2015-01-21 22:14 GMT+01:00 Andrey Semashev <andrey.semashev@gmail.com>:
On Thu, Jan 22, 2015 at 12:10 AM, Andrzej Krzemienski <akrzemi1@gmail.com> wrote:
2015-01-21 21:56 GMT+01:00 Peter Dimov <lists@pdimov.com>:
An optional<T&> that fails silently for certain T's in a quite insidious way on a wide array of popular compilers, including all versions of
MSVC,
should perhaps be disabled for those T's outright, instead of the failures being marked. Users do not consult the markup when using optional<> and even if they did, optional<int const&> is most likely to occur in generic code, not on its own. This will result in some very hard to track bugs.

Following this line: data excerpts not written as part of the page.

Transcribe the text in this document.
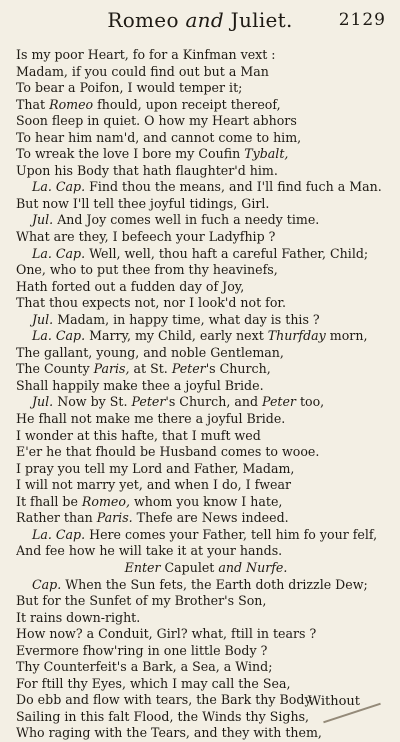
Romeo and Juliet.	2129
Is my poor Heart, fo for a Kinfman vext :
Madam, if you could find out but a Man
To bear a Poifon, I would temper it;
That Romeo fhould, upon receipt thereof,
Soon fleep in quiet. O how my Heart abhors
To hear him nam'd, and cannot come to him,
To wreak the love I bore my Coufin Tybalt,
Upon his Body that hath flaughter'd him.
La. Cap. Find thou the means, and I'll find fuch a Man.
But now I'll tell thee joyful tidings, Girl.
Jul. And Joy comes well in fuch a needy time.
What are they, I befeech your Ladyfhip ?
La. Cap. Well, well, thou haft a careful Father, Child;
One, who to put thee from thy heavinefs,
Hath forted out a fudden day of Joy,
That thou expects not, nor I look'd not for.
Jul. Madam, in happy time, what day is this ?
La. Cap. Marry, my Child, early next Thurfday morn,
The gallant, young, and noble Gentleman,
The County Paris, at St. Peter's Church,
Shall happily make thee a joyful Bride.
Jul. Now by St. Peter's Church, and Peter too,
He fhall not make me there a joyful Bride.
I wonder at this hafte, that I muft wed
E'er he that fhould be Husband comes to wooe.
I pray you tell my Lord and Father, Madam,
I will not marry yet, and when I do, I fwear
It fhall be Romeo, whom you know I hate,
Rather than Paris. Thefe are News indeed.
La. Cap. Here comes your Father, tell him fo your felf,
And fee how he will take it at your hands.
Enter Capulet and Nurfe.
Cap. When the Sun fets, the Earth doth drizzle Dew;
But for the Sunfet of my Brother's Son,
It rains down-right.
How now? a Conduit, Girl? what, ftill in tears ?
Evermore fhow'ring in one little Body ?
Thy Counterfeit's a Bark, a Sea, a Wind;
For ftill thy Eyes, which I may call the Sea,
Do ebb and flow with tears, the Bark thy Body
Sailing in this falt Flood, the Winds thy Sighs,
Who raging with the Tears, and they with them,
Without
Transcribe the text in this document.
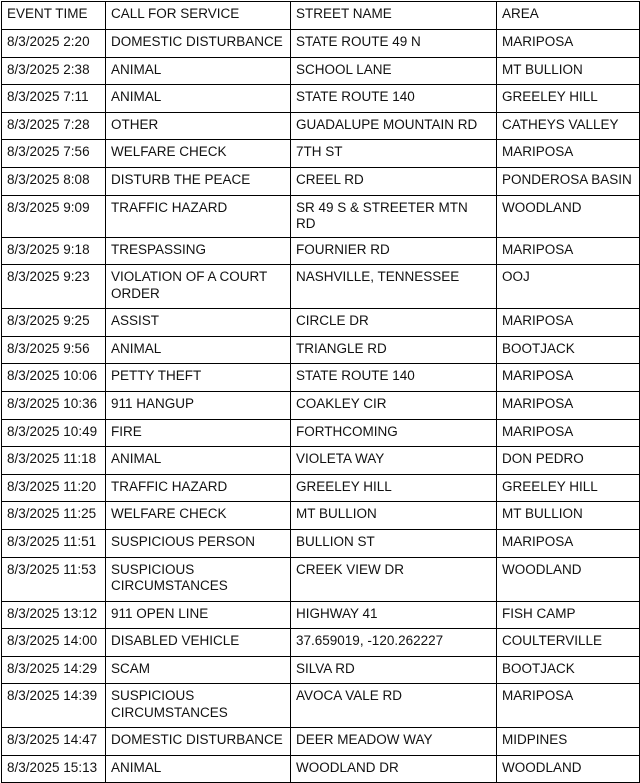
EVENT TIME	CALL FOR SERVICE	STREET NAME	AREA
8/3/2025 2:20	DOMESTIC DISTURBANCE	STATE ROUTE 49 N	MARIPOSA
8/3/2025 2:38	ANIMAL	SCHOOL LANE	MT BULLION
8/3/2025 7:11	ANIMAL	STATE ROUTE 140	GREELEY HILL
8/3/2025 7:28	OTHER	GUADALUPE MOUNTAIN RD	CATHEYS VALLEY
8/3/2025 7:56	WELFARE CHECK	7TH ST	MARIPOSA
8/3/2025 8:08	DISTURB THE PEACE	CREEL RD	PONDEROSA BASIN
8/3/2025 9:09	TRAFFIC HAZARD	SR 49 S & STREETER MTN RD	WOODLAND
8/3/2025 9:18	TRESPASSING	FOURNIER RD	MARIPOSA
8/3/2025 9:23	VIOLATION OF A COURT ORDER	NASHVILLE, TENNESSEE	OOJ
8/3/2025 9:25	ASSIST	CIRCLE DR	MARIPOSA
8/3/2025 9:56	ANIMAL	TRIANGLE RD	BOOTJACK
8/3/2025 10:06	PETTY THEFT	STATE ROUTE 140	MARIPOSA
8/3/2025 10:36	911 HANGUP	COAKLEY CIR	MARIPOSA
8/3/2025 10:49	FIRE	FORTHCOMING	MARIPOSA
8/3/2025 11:18	ANIMAL	VIOLETA WAY	DON PEDRO
8/3/2025 11:20	TRAFFIC HAZARD	GREELEY HILL	GREELEY HILL
8/3/2025 11:25	WELFARE CHECK	MT BULLION	MT BULLION
8/3/2025 11:51	SUSPICIOUS PERSON	BULLION ST	MARIPOSA
8/3/2025 11:53	SUSPICIOUS CIRCUMSTANCES	CREEK VIEW DR	WOODLAND
8/3/2025 13:12	911 OPEN LINE	HIGHWAY 41	FISH CAMP
8/3/2025 14:00	DISABLED VEHICLE	37.659019, -120.262227	COULTERVILLE
8/3/2025 14:29	SCAM	SILVA RD	BOOTJACK
8/3/2025 14:39	SUSPICIOUS CIRCUMSTANCES	AVOCA VALE RD	MARIPOSA
8/3/2025 14:47	DOMESTIC DISTURBANCE	DEER MEADOW WAY	MIDPINES
8/3/2025 15:13	ANIMAL	WOODLAND DR	WOODLAND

Are you saying that on a compiler where an operation on optional<T&> might give wrong run-time result, the operation should be disabled (render a compile-time error)? If so, I agree, and intend to do it at some point. But even then I should indicate somehow in regression tests that I expect different results in gcc and in msvc.
What kind of errors are we talking about? Does optional<T&> behave plain wrong on MSVC or is there a misbehavior in some narrow case? Does it compile invalid code, does it not compile valid one, or is there a miscompilation?
In most of the cases the program compiles but we have a run-time misbehavior: we store a reference to an unexpected temporary rather than to the original object.